Weil die Welt aber eben so ist, wie sie ist,
hadere ich weiterhin damit, dass Frauen sich wenn vielleicht nicht unbedingt von Symbolen, so doch aber zumindest von Status beeindrucken lassen. Auch wenn sie beides noch so vehement leugnen. Mir als armer Sau bleiben da als Dinge, die ins Schaufenster zu stellen sich ernsthaft lohnen würden, lediglich solche übrig, welche diese Gesellschaft für ihre Loser eben im allgemeinen für solche Zwecke bereit hält. Aufrichtigkeit zum Beispiel. Oder Humor. Wozu dann ja gegebenenfalls wieder Understatement in seiner anderen Bedeutung zählt.
Die genannten Eigenschaften wenigstens können ständig mit sich geführt werden und sind insofern absolut tauglich als Statussymbol. Weil bekanntlich das schönste Zeichen nichts einbringt, wenn niemand davon etwas mitbekommt. Dieser Hinweis nur für den Fall, dass tatsächlich jemand geglaubt hat, eine Luxus-Uhr wäre aufgrund einer anderen Funktion so beliebt als der, dass sie eben immer und überall mehr oder weniger unauffällig vorgezeigt werden kann. Eine Uhr ist auf Anhieb sichtbar; eine Kreuzfahrt hingegen muss immer erst umständlich erwähnt werden. Ein übrigens häufig unterschätzter Grund für die Beliebtheit von sozialen Netzwerken, weil man dort auch für in ihnen geteilte Dinge Rückmeldung erfahren kann, von denen sonst nur wenige überhaupt etwas mitbekommen hätten.
Ohne solche Verschiebungen würde auch der Bedeutungsschwund von noblen Fahrzeugen in dieser Form nicht funktionieren.
Als jemand, der eine Karre hauptsächlich als Möglichkeit betrachtet, unbeeinflusst von Fahrplanverspätungen, überteuerten wie überfüllten öffentlichen Verkehrsmitteln sowie der mit letzterem einhergehenden Gefahr der Ansteckung mit allerlei Krankheiten zur Arbeit und zurück zu gelangen, habe ich den Fetisch Auto noch nie verstanden. In jungen Jahren schätzte man zusätzlich noch die Möglichkeit, viele Bierkästen gleichzeitig vom Getränkemarkt nach Hause zu transportieren. Etwas später sollte das Auto als Minimalanforderung groß genug sein, um sich nicht bei jedem Ikea-Einkauf ein anderes ausleihen zu müssen. Das war es dann aber auch schon, mehr musste ein Auto nicht draufhaben. Wenn man es vorzeigen will, muss es sowieso auch gepflegt sein. Arbeit, die man sich nicht machen muss, wenn man ansonsten mit sich selbst im Reinen ist. Dass ein schickes Auto ja auch nicht zwangsläufig dazu führt, dass man damit besser fährt, eher das Gegenteil zu beobachten ist, verstärkt bis heute meine Antipathie gegen das Kraftfahrzeug.
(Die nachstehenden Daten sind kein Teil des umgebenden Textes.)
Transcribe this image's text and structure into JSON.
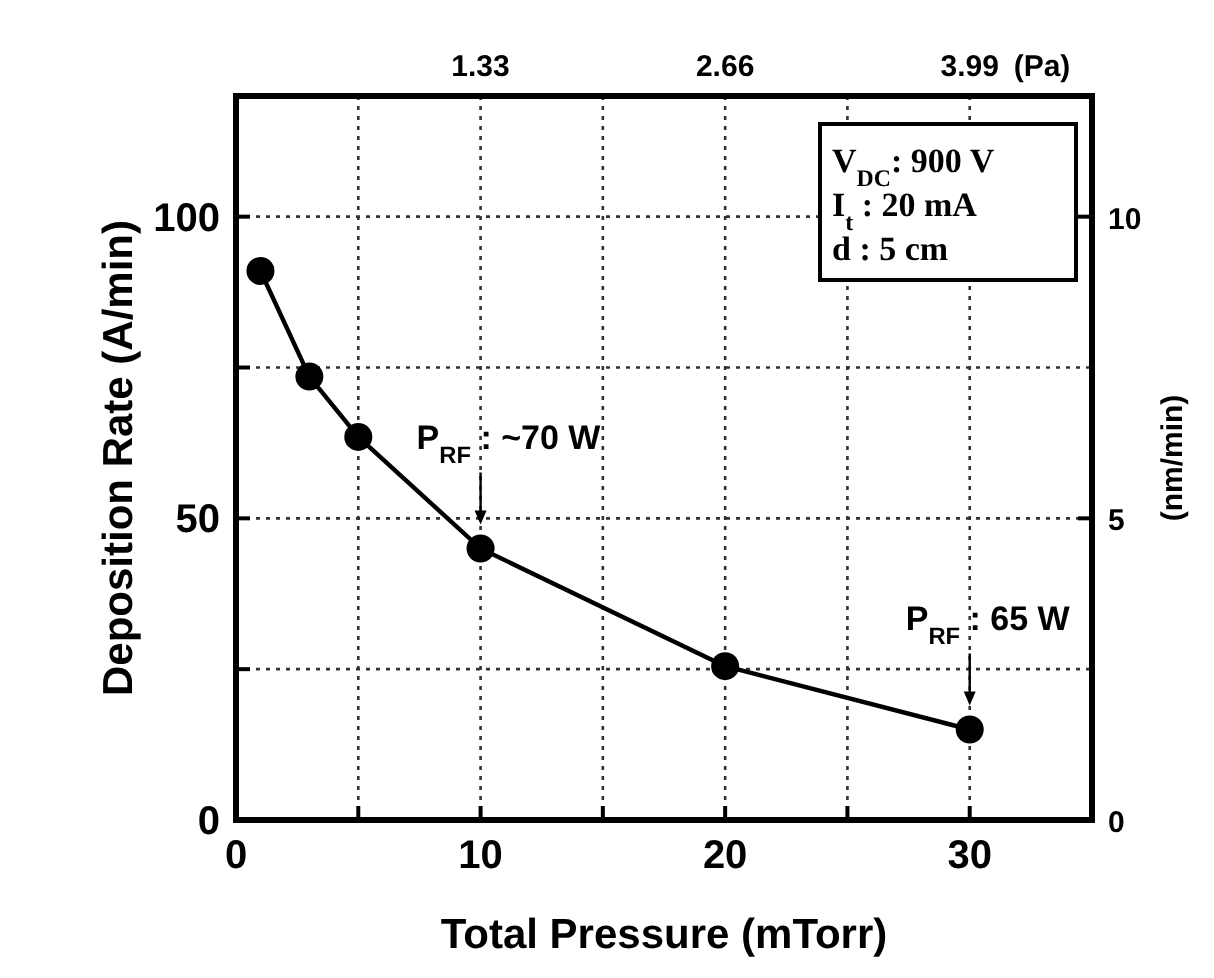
{
  "chart_data": {
    "type": "line",
    "xlabel": "Total Pressure (mTorr)",
    "ylabel": "Deposition Rate (A/min)",
    "y2label": "(nm/min)",
    "x2label": "(Pa)",
    "x": [
      1,
      3,
      5,
      10,
      20,
      30
    ],
    "series": [
      {
        "color": "#000000",
        "values": [
          91,
          73.5,
          63.5,
          45,
          25.5,
          15
        ]
      }
    ],
    "xlim": [
      0,
      35
    ],
    "xticks": [
      0,
      {
        "value": 5,
        "label": null
      },
      10,
      {
        "value": 15,
        "label": null
      },
      20,
      {
        "value": 25,
        "label": null
      },
      30
    ],
    "ylim": [
      0,
      120
    ],
    "yticks": [
      0,
      {
        "value": 25,
        "label": null
      },
      50,
      {
        "value": 75,
        "label": null
      },
      100
    ],
    "y2lim": [
      0,
      12
    ],
    "y2ticks": [
      0,
      5,
      10
    ],
    "x2lim": [
      0,
      4.655
    ],
    "x2ticks": [
      1.33,
      2.66,
      3.99
    ],
    "grid": true,
    "marker": "circle",
    "line_style": "solid",
    "annotations": [
      {
        "text": "P$_{RF}$ : ~70 W",
        "x": 10,
        "y": 45
      },
      {
        "text": "P$_{RF}$ : 65 W",
        "x": 30,
        "y": 15
      },
      "V$_{DC}$: 900 V",
      "I$_{t}$ : 20 mA",
      "d : 5 cm"
    ]
  }
}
Doch nicht nur das Fahrvermögen, auch die Intelligenz des Halters steht in keinem logischen Zusammenhang mit dem Preis der Karre. Als ich mir zu Zwecken der Recherche auf youtube ein Video zum Verhältnis Status und Auto ansah, das den Titel „Warum günstig wenns auch teuer geht?“, kommentierte unter anderem der Nutzer James Bond 007: „weil Dacia lächerlich aussieht. Ich fahre Mercedes weil die Stylisten ausehen“ Sämtliche Fehler stehen original so da. Genau so wie die einzig wahre Antwort auf diesen Kommentar. Da hat dann nämlich tatsächlich einer als Reaktion auf diese Meinungsbekundung ganz trocken geschrieben: „Schade, dass kein Duden mitgeliefert wird.“
In einem Anflug von Wehmut stelle ich fest: Weil es wenig gibt, über das sich so herrlich lästern lässt wie über Autos und ihre Besitzer, würde mir am Ende womöglich sogar etwas fehlen, wenn das Auto als Statussymbol irgendwann tatsächlich ausgedient hätte.
Das ist jetzt ausnahmsweise einmal nicht untertrieben.